Lilly Highlights Omvoh’s Edge Over J&J’s Stelara in Crohn’s

1 November 2024
Eli Lilly has announced results from its Phase III VIVID-1 trial, demonstrating the effectiveness of its Crohn’s disease drug, Omvoh (mirikizumab), in comparison to Johnson & Johnson's (J&J) Stelara (ustekinumab). Omvoh, a monoclonal antibody targeting the IL23p19 subunit, has shown promising results, though it has yet to receive approval from the US Food and Drug Administration (FDA) for treating Crohn’s disease. However, the drug is already approved for ulcerative colitis (UC), another inflammatory bowel disease (IBD).

The competitive landscape for IBD treatments is intense, with Lilly’s Omvoh going up against well-established, high-revenue drugs such as AbbVie’s Humira (adalimumab) and J&J’s Stelara. Last year, Humira and Stelara generated $6.9 billion and $10.8 billion in global sales, respectively.

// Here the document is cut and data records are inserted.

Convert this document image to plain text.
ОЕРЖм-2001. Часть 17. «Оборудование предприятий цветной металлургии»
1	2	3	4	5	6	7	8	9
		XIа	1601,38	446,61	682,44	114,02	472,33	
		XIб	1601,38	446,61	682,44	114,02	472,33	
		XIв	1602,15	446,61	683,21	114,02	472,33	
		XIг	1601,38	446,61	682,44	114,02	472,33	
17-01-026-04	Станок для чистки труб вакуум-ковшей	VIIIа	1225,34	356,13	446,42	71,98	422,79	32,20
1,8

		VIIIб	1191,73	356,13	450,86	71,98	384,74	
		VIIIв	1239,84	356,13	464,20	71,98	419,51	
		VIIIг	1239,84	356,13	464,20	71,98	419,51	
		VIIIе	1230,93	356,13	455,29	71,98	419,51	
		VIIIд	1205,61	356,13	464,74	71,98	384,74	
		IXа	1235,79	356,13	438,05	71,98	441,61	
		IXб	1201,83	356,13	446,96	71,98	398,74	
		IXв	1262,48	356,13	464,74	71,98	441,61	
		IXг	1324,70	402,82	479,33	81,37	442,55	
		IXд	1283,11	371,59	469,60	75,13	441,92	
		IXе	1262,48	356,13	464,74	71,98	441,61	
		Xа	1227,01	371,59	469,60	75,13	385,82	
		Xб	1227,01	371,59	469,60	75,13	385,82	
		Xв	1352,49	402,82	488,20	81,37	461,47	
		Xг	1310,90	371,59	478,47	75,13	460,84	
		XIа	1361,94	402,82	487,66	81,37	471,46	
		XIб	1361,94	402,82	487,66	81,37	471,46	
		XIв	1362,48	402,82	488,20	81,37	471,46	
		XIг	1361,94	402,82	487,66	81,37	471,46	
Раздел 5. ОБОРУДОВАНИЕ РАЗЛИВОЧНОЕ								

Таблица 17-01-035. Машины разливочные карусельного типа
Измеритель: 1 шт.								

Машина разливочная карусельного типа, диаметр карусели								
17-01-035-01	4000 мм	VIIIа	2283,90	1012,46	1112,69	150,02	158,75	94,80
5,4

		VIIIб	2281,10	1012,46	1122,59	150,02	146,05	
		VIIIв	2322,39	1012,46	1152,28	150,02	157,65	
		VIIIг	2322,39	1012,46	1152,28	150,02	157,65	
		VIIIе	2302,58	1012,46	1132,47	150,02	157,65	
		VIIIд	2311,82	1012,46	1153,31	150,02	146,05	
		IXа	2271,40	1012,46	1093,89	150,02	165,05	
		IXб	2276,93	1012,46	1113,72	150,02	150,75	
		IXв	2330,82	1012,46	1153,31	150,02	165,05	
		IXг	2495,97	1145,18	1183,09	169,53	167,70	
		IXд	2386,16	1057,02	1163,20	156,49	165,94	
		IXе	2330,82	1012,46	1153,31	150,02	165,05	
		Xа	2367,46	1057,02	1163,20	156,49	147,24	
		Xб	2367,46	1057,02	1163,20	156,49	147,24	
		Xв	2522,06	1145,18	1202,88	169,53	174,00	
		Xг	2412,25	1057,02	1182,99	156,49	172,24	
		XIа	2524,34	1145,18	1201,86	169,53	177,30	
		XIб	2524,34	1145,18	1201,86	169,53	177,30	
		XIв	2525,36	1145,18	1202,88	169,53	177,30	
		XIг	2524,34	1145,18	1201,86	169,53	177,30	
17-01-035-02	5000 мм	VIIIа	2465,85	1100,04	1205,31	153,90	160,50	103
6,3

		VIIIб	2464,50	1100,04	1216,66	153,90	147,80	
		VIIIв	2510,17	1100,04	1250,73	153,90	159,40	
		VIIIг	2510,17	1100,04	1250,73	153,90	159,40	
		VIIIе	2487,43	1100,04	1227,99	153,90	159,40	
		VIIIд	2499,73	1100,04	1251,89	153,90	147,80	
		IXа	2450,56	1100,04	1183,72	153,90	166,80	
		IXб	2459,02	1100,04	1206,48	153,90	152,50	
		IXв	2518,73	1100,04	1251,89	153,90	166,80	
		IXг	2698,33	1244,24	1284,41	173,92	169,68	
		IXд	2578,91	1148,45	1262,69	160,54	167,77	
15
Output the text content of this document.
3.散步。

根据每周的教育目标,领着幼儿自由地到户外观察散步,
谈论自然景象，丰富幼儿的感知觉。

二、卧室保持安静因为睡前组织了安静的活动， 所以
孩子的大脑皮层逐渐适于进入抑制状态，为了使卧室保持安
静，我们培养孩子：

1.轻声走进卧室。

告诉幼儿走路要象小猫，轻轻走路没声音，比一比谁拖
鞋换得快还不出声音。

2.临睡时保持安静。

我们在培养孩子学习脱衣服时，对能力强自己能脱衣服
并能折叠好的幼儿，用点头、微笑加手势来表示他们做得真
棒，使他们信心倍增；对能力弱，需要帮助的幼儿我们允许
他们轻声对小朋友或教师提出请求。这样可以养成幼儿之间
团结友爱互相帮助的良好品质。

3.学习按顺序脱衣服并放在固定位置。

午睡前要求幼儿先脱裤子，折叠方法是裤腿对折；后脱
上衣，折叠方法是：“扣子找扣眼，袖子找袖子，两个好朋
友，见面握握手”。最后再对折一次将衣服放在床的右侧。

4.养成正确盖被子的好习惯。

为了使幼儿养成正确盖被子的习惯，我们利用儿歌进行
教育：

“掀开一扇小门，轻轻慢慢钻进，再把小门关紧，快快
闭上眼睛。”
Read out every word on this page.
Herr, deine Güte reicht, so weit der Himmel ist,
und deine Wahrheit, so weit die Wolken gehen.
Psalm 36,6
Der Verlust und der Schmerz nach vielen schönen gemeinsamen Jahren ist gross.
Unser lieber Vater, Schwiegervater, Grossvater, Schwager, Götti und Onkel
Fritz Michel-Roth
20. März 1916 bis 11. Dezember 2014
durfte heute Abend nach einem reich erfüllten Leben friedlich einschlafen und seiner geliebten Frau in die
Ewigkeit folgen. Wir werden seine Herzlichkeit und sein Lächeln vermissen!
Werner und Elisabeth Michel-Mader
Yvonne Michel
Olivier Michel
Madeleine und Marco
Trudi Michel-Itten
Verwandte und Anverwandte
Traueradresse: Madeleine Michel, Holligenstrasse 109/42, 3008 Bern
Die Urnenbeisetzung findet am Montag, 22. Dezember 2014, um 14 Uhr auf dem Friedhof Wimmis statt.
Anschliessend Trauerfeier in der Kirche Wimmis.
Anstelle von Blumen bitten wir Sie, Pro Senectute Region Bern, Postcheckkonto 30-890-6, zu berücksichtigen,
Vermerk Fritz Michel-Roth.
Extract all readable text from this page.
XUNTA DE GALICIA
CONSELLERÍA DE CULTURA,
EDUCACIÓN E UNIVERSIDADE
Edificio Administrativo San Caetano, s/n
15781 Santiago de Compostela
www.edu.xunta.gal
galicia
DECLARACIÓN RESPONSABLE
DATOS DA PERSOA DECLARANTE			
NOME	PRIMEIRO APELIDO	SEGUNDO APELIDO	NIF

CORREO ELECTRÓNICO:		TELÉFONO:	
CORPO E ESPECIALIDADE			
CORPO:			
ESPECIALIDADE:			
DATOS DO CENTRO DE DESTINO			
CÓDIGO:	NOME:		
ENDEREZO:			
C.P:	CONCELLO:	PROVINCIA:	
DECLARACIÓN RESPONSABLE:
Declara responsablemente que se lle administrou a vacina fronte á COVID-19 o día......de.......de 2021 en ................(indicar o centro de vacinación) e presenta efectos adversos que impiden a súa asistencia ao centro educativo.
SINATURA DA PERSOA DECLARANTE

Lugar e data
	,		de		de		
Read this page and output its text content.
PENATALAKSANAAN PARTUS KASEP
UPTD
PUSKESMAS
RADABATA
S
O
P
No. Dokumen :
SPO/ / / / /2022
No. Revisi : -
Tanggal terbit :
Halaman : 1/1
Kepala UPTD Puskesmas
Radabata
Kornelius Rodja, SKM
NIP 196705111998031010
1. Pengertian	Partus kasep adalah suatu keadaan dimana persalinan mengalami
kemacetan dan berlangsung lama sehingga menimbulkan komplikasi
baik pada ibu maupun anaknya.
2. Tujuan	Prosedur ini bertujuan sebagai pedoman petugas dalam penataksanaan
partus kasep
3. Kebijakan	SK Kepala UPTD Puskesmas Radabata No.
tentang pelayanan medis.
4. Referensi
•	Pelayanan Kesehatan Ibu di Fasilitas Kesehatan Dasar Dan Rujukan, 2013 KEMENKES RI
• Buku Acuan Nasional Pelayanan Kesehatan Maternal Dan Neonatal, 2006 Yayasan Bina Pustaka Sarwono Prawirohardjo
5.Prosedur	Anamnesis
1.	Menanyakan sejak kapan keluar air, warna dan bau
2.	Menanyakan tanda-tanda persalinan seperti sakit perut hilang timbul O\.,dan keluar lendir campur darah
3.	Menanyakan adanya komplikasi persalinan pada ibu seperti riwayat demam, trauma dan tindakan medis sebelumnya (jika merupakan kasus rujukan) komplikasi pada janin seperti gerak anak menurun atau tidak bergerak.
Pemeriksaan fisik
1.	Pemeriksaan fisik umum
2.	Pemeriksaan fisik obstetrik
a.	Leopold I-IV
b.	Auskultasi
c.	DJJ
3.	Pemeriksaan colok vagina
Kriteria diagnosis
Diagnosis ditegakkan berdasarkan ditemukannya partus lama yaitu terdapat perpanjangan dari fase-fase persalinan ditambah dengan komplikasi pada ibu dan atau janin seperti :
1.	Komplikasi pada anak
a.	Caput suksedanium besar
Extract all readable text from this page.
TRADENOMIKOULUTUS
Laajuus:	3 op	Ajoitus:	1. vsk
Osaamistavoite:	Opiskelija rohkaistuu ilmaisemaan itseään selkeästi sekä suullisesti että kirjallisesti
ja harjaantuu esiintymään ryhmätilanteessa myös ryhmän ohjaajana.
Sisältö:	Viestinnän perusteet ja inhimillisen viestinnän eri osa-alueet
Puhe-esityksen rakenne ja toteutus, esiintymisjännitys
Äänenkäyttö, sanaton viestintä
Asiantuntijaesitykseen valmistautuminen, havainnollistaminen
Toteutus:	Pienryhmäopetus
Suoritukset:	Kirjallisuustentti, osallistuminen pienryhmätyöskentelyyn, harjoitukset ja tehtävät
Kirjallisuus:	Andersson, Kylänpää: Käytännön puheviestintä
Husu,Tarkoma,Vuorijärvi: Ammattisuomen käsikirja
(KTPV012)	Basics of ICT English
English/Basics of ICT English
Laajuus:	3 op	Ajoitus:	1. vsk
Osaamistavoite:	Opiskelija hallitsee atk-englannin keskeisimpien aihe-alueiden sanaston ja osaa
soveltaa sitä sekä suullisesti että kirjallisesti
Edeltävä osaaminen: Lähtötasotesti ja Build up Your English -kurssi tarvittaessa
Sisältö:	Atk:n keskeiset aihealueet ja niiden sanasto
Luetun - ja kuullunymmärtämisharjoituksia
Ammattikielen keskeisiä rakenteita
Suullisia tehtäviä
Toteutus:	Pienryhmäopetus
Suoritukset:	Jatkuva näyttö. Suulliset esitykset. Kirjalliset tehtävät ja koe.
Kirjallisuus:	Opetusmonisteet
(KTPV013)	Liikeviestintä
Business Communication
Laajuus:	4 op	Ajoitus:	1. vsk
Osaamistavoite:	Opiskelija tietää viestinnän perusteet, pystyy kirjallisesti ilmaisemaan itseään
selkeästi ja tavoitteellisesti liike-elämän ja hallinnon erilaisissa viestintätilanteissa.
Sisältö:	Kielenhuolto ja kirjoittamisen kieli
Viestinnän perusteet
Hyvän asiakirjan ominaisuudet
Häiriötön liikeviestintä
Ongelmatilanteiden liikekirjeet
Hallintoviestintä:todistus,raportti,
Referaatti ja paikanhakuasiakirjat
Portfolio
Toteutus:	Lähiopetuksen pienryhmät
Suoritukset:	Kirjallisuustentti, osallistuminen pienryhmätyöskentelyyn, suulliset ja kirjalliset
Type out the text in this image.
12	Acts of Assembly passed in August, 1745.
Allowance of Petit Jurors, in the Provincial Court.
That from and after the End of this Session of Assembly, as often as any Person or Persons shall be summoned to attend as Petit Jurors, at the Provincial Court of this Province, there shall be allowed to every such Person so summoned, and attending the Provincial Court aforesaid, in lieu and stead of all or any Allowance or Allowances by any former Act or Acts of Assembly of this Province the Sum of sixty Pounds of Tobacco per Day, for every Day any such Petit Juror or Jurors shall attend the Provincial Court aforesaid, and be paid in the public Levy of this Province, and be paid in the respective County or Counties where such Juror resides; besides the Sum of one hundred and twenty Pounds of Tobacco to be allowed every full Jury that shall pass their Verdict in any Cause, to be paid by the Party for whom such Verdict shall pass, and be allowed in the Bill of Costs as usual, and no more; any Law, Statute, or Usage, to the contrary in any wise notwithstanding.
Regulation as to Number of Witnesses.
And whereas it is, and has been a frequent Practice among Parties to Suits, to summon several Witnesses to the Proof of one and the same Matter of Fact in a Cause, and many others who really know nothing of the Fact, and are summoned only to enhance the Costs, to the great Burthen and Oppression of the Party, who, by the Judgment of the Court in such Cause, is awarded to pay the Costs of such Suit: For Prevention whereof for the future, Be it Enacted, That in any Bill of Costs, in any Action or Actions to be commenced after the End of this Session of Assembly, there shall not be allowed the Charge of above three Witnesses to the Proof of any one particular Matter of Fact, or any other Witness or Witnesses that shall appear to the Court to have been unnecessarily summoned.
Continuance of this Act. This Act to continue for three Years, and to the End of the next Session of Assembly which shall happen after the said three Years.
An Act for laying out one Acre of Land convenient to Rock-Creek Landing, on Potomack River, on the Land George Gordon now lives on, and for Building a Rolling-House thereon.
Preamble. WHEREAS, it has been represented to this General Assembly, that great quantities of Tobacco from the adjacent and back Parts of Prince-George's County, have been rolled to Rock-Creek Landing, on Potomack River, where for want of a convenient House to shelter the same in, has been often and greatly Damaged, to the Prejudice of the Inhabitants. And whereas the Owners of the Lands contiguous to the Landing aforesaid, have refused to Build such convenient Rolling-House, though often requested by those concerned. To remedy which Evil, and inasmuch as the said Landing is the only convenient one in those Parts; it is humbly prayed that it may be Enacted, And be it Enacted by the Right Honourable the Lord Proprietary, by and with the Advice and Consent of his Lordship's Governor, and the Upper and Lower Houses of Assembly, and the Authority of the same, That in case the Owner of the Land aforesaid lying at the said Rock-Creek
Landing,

AbbVie has reported a significant 31.9% decline in Humira's revenue in 2023, attributed to the introduction of biosimilars. Meanwhile, J&J is positioning its monoclonal antibody, Tremfya (guselkumab), as a potential successor to Stelara, which has already achieved success in the IBD market.

Omvoh’s future sales are forecasted by GlobalData to be $1.2 billion by 2029, trailing behind Tremfya, which is expected to generate $7.7 billion in the same period.

In the VIVID-1 trial (NCT03926130), Omvoh was tested against Stelara and a placebo over one year. The data revealed that Omvoh showed statistically significant improvements in histologic and histologic-endoscopic endpoints compared to both Stelara and the placebo. Specifically, at the 52-week mark, 58.2% of patients treated with Omvoh achieved a histologic response, compared to 48.8% in the Stelara group, regardless of their history with biologic treatments. Similar outcomes were seen in patients who had active histologic disease at baseline and at least one previous biologic treatment failure.

In terms of endoscopic-histologic response, 39.6% of patients treated with Omvoh achieved success at 52 weeks, as opposed to 27.8% of those treated with Stelara. The incidence of serious adverse events was higher in the placebo group compared to those treated with Omvoh. Common side effects associated with Omvoh included Covid-19, anemia, joint pain, headache, upper respiratory tract infection, nasopharyngitis, and reactions at the injection site.

Eli Lilly has submitted applications for Omvoh's approval in Crohn’s disease to several global regulatory health authorities, including the FDA. Additionally, the company is conducting three Phase III trials (NCT04844606, NCT05509777, and NCT05784246) to evaluate the therapy's effectiveness in pediatric patients with IBD.